Gilead drops unclear win for key Trodelvy breast cancer trial, poking holes in CEO's oncology plan

Gilead Sciences has a lot of its oncology ambitions riding on Trodelvy’s success beyond its existing approvals. While investors have been waiting with bated breath for results from a breast cancer trial to gauge the drug’s potential, Gilead’s new announcement isn’t giving them too much confidence in CEO Daniel O’Day’s big cancer plans.

In heavily pretreated patients with HR-positive, HER2-negative metastatic breast cancer, Trodelvy topped chemotherapy at staving off disease progression or death in the phase 3 TROPiCS-02 study, Gilead unveiled Monday.

The clinical trial hit its primary endpoint, with a “statistically significant” improvement in progression-free survival (PFS), Gilead said. But on whether the benefit is “clinically meaningful,” which investors are keeping a closer eye on, Gilead came short of offering a straightforward answer.

“There is a broad range of views on what is ‘clinically meaningful’ in this population,” Gilead said in a securities filing. “We are evaluating the data and will explore potential pathways with regulatory authorities to bring Trodelvy to this group of patients.”

Gilead’s descriptions are raising “considerable uncertainty about” whether the results are actually clinically meaningful for patients, RBC Capital Markets analyst Brian Abrahams wrote in a Monday note.

Gilead is broadening its offerings with a new focus on oncology under O’Day’s leadership. The Big Biotech is targeting for a third of its 2030 revenues to come from oncology, compared with just 4.6% in 2021.

Trodelvy, a TROP2-targeted antibody-drug conjugate Gilead bought in its $21 billion acquisition of Immunomedics, is a key pillar of that plan. And within that program, TROPiCS-02 has “the potential to validate” not only the huge buyout but also Gilead’s long-term oncology platform and plan, Abrahams wrote in an August 2021 note.

In the overall HR-positive, HER-negative breast cancer population, Trodelvy could potentially reach $2.2 billion in peak worldwide sales if it shows good efficacy and safety profiles, Abrahams said at the time.

Despite the not-so-rosy readout, Gilead said it doesn’t affect its plan to move forward with studies in earlier-line patients. Gilead remains confident in the 2030 oncology revenue goal, which was “risk-adjusted and—given the nature of our business—allowed for a range of outcomes across our portfolio,” the company said.

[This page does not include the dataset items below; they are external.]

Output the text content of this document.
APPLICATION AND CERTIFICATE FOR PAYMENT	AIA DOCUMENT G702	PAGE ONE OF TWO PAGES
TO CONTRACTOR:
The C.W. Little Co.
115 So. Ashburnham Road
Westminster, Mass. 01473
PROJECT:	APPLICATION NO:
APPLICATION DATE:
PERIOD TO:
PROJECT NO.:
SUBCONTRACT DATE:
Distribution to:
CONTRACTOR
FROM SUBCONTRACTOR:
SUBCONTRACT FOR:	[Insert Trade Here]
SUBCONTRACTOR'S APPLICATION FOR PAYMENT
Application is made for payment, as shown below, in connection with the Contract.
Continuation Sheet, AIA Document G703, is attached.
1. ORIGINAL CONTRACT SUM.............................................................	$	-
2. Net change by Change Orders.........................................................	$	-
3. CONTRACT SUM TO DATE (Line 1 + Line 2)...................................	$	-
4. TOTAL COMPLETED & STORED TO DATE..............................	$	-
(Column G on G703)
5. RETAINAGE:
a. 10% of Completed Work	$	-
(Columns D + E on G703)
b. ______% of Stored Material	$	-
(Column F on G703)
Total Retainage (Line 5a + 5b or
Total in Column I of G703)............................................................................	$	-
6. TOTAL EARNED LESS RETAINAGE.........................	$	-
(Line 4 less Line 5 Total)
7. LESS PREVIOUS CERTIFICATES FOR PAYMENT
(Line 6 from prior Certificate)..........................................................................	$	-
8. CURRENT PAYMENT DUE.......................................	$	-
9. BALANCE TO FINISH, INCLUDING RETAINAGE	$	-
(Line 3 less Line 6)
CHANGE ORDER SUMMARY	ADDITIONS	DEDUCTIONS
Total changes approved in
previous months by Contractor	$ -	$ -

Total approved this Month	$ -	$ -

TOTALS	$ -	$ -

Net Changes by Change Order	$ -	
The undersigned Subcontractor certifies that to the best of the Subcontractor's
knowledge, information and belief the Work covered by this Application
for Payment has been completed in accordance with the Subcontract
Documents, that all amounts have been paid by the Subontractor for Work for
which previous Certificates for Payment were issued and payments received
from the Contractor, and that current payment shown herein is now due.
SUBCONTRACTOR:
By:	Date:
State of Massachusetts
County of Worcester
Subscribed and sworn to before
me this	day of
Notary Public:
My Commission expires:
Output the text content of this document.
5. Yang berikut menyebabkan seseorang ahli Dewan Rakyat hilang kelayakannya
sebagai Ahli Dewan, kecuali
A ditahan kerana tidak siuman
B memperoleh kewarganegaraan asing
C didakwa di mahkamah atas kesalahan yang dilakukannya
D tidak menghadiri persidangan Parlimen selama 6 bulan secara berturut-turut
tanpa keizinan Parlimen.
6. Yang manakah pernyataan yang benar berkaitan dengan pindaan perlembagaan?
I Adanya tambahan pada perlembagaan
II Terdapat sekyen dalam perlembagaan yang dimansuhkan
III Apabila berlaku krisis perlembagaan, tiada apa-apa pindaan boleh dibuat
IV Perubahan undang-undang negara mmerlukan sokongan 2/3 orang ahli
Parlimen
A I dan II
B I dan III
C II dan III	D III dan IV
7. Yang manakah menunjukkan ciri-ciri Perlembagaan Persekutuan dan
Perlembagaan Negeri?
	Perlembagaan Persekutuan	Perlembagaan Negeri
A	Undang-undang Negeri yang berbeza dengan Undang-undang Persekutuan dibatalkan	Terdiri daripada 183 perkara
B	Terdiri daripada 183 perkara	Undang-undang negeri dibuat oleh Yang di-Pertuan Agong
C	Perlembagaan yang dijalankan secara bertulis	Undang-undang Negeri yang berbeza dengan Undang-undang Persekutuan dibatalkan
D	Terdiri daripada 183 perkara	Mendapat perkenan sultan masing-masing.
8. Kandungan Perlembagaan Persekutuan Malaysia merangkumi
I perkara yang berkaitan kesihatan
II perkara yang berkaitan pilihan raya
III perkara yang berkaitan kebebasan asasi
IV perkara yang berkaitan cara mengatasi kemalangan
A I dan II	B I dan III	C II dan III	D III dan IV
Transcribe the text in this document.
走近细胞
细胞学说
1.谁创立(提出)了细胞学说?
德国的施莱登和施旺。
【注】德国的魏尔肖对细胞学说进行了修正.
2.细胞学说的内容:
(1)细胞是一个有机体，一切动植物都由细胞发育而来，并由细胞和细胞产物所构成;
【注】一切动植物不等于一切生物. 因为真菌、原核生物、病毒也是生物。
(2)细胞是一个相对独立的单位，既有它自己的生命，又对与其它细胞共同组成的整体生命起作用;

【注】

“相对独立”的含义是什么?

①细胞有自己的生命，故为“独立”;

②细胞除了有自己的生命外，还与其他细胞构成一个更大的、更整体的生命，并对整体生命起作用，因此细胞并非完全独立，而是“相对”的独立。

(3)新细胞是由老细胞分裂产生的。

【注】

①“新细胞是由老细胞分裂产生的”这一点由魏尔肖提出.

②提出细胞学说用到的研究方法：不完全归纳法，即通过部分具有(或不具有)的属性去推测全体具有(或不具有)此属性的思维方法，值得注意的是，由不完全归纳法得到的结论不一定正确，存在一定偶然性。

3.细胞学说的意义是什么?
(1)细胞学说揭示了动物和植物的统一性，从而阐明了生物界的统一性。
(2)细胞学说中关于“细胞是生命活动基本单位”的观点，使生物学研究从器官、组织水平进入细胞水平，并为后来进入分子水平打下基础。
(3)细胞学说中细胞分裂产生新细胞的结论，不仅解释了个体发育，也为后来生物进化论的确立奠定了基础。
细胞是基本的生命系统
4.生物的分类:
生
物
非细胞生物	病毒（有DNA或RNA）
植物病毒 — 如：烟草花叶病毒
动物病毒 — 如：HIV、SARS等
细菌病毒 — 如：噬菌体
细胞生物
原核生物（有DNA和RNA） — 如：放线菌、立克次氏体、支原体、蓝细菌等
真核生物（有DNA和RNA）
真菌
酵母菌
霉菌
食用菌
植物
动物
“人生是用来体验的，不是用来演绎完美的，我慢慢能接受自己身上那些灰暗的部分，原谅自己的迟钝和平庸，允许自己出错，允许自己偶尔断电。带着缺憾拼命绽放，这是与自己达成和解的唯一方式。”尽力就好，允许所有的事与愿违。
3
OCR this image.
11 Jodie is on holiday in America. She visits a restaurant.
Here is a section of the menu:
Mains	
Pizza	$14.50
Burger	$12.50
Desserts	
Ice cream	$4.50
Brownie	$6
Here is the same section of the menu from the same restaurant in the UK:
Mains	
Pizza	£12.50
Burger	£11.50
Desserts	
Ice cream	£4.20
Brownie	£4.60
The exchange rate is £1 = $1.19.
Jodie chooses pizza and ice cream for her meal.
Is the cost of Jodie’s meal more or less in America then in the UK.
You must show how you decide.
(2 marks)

Gilead already rattled investors when it pushed back TROPiCS-02’s readout from second-half 2021 to the first quarter this year. A recent survey by RBC showed 73% of investors had expected Trodelvy to show a PFS benefit that’s only statistically significant but not clinically meaningful, Abrahams said in a note last week.

TROPiCS-02 was designed to target a 30% reduction in the risk of disease progression or death, Gilead said. That could mean a hypothetical absolute median PFS difference of 1.6 months, or 5.3 months for Trodelvy and 3.7 months for chemotherapy, Abrahams noted. But the trial is powered to detect a statistically significant difference even at a 0.9-month difference in median PFS, Gilead pointed out.

In Monday’s release, Gilead didn’t disclose the exact PFS numbers or the risk reduction magnitude, saying it’ll share them at an upcoming medical meeting. But the company said the results were consistent with those observed in the phase 1/2 IMMU-132-01 study in a subset of HR-positive, HER2-negative patients. In that early-stage study, Trodelvy takers with HR-positive, HER2-negative breast cancer recorded a PFS Of 5.5 months.

Piecing those details together, Abrahams figured the actual PFS difference is likely to fall between 0.9 months and 1.8 months, “likely not on the upper end of this range though perhaps also not below 1 month,” he said. That would mean Trodelvy likely fell short of industry watchers’ hope for an improvement of at least two months, which as Abrahams sees it, is the bar for clinical meaningfulness in this heavily pretreated patient population. The TROPiCS-02 patients had received prior endocrine therapy, CDK4/6 inhibitors and two to four lines of chemotherapy before Trodelvy.

On a slightly brighter note, Gilead said the trial showed a favorable trend that Trodelvy could prolong patients’ lives at this first interim analysis. The study allows for a second interim overall survival analysis with the final readout, expected in 2024.

All considered, “our sense is that filing based on the current dataset is unlikely,” Abrahams said. Trodelvy is currently approved in triple-negative breast cancer and bladder cancer.